The segfault always happens on the call to sort().

I know I'm probably missing something blindingly obvious here, but I've
spent an hour hacking away at this and still can't see what I'm doing
wrong...

Can anyone help me figure out why my code isn't working?
(this is only the second time I've used sort(), and the first time I've
used it on an array, but my C++ book says it is possible to do the
latter... is my book wrong?)

Thanks,
Phil.

Well this segfault always happens to me (in g++) when I incorrectly
implement the comparison method (i.e forgetting the strict weak
ordering and just returning result of equal (==) operator.

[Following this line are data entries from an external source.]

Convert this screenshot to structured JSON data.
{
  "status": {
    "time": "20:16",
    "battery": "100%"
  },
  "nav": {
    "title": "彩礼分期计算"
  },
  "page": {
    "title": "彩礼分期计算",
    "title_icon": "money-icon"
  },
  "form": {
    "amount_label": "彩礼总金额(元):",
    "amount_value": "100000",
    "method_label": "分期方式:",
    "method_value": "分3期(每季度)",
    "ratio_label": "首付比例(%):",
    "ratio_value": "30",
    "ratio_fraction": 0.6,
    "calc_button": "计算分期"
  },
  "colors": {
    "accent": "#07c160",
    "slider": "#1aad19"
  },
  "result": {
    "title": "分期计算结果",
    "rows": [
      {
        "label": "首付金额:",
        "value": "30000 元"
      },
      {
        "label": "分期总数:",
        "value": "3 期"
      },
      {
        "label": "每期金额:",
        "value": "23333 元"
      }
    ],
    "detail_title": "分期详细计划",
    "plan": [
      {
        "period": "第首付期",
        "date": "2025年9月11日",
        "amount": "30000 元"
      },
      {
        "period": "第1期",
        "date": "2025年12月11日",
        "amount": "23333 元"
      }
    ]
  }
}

Why don't you compare the difference with a predefined zero value when
dealing with floating point values?

ex:-

#define __ZERO__ 0.00001

bool operator ()(const double left, const double right) const
{
return left - right < __ZERO__;
}

 

[Juha Nieminen]

Quick sort will.

I don't understand why.

The partitioning process first selects one of the elements as the
pivot value, and then goes from the beginning towards the end and from
the end towards the beginning, until these two index values are the
same. Along the way it may swap pairs of values depending on how they
compare to the pivot value. However, I don't see how this can make the
index values go out of range. They are only compared to each other, not
to the array elements or the pivot element.

 

[James Kanze]

I don't understand why.

The partitioning process first selects one of the elements as
the pivot value, and then goes from the beginning towards the
end and from the end towards the beginning, until these two
index values are the same. Along the way it may swap pairs of
values depending on how they compare to the pivot value.
However, I don't see how this can make the index values go out
of range. They are only compared to each other, not to the
array elements or the pivot element.

The basic partitionning loop contains two smaller loops, one to
advance the bottom, and the other to descend the top. These
loops don't (necessarily) contain any check on the indexes,
since you've an established pre-condition that the pivot value
is in the sequence, and you'll stop when you hit it, if not
before.

The code for the partitioning in g++ is:

template<typename _RandomAccessIterator, typename _Tp, typename
_Compare>
_RandomAccessIterator
__unguarded_partition(_RandomAccessIterator __first,
_RandomAccessIterator __last,
_Tp __pivot, _Compare __comp)
{
while (true)
{
while (__comp(*__first, __pivot))
++__first;
--__last;
while (__comp(__pivot, *__last))
--__last;
if (!(__first < __last))
return __first;
std::iter_swap(__first, __last);
++__first;
}
}

Note the two inner loops. If __comp always returns true (or
even if it returns true from time to time when it shouldn't),
you'll get an array bounds violation.

If you're still not convinced, try:

struct BadCompare
{
bool operator()( int, int ) const
{
return true ;
}
} ;

int
main()
{
std::vector< int > v( 10000, 43 ) ;
std::sort( v.begin(), v.end(), BadCompare() ) ;
return 0 ;
}

compiled with bounds checking turned on (-D_GLIBCXX_DEBUG with
g++). (Interestingly enough, compiled without bounds checking,
and with optimization, it seems to run forever.)

 

[James Kanze]

Thomas J. Gritzan wrote: [snip]
The x86 floating point co-processor operates on 80 bit
floating point values. Temporaries stored in memory are
in 64 bit double precision format. So by storing the
first result into a temporary, it was truncated and
rounded to 64 bit, and by loading it back, it was
extended to 80 bit again. The second result still is 80
bit when the two are compared.
Yup, and that's ok with the standard by [5/10].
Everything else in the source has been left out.